La vraie question est là. Qui en profite ? Prenons l’exemple de l’électroménager : beaucoup d’Algériens achètent leur écran plat en Algérie. Un écran plat qui arrive de Chine et ne fait que transiter par l’Algérie. Ce sont donc les réseaux d’importation qui en profitent, mais certainement pas l’économie nationale puisqu’elle n’est pas productive. Même chose pour l’informatique, la téléphonie…
L’artisanat local en bénéficie tout de même un peu…
Qu’il y ait des répercussions, je n’en doute pas, mais elles sont insignifiantes. Pourquoi ? Parce que le secteur de l’artisanat est encore sous-développé vu qu’il n’existe pas de politique touristique.
Mais les restaurateurs, les petits commerçants, les hôteliers ne partagent peut-être pas votre avis…
J’ai appris qu’il y a trois jours, les commerçants de Tichy ont fait circuler une pétition pour que l’APC ne délivre pas d’autorisation pour les commerces qui s’installent juste l’été et ne sont pas assujettis à l’impôt. Vous savez, la population locale subit directement cette inflation sur les prix des biens de consommation et sur les prix de l’immobilier. Un appartement en bord de mer, qui se loue 7 000 DA toute l’année, flambe à 120 000 DA pendant l’été ! Toute une population se trouve obligée de quitter la côte pendant l’été parce qu’elle n’a pas les moyens de payer son loyer.
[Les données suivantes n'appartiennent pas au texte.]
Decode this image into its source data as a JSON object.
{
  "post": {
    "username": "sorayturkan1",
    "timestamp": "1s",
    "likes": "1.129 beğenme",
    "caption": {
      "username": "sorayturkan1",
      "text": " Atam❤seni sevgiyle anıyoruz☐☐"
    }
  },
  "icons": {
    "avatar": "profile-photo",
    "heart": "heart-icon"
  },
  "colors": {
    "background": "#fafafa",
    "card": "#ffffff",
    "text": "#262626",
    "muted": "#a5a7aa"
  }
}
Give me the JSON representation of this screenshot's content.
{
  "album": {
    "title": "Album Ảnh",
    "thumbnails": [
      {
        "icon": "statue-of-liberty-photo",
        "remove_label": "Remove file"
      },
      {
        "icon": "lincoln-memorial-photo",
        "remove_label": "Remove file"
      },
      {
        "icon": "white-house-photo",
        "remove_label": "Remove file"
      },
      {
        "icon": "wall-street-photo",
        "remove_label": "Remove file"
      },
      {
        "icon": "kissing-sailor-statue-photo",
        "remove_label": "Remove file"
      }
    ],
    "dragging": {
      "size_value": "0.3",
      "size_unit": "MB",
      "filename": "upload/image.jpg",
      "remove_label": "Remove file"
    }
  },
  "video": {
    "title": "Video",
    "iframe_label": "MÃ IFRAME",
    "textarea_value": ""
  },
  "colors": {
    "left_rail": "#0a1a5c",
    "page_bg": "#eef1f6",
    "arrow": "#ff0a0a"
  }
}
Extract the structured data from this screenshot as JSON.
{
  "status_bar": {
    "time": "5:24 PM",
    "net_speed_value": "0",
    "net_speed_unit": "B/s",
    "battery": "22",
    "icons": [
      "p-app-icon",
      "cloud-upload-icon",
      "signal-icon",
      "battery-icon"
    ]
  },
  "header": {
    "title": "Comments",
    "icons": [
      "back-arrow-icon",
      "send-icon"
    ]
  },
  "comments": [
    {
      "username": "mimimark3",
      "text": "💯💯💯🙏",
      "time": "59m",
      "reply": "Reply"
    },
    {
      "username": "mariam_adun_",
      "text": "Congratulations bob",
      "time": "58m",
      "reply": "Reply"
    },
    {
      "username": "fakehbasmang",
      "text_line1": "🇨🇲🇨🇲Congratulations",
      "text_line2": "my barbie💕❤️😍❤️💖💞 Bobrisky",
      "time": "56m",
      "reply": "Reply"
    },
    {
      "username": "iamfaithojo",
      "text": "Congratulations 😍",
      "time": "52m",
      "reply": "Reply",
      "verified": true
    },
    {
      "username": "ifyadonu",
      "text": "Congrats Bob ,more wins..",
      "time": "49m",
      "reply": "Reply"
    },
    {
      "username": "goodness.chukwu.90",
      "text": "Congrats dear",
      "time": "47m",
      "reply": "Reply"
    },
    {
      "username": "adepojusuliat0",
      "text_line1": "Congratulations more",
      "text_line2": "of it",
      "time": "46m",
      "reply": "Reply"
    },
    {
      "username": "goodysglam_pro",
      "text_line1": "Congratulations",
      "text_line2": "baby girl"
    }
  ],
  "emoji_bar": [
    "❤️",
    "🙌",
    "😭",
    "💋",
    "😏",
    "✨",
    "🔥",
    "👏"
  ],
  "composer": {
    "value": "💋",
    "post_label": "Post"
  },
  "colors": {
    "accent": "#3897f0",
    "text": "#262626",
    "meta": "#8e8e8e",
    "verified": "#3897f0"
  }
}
En Corse, par exemple, le tourisme multiplie les rentrées d’argent par dix, mais la population en bénéficie, parce que les impôts locaux sont répercutés sous forme d’investissements dans de nouvelles infrastructures. En Algérie, l’argent dépensé par les émigrés représente une manne financière intéressante, mais en l’absence de politique économique nationale, tout reste dans l’informel.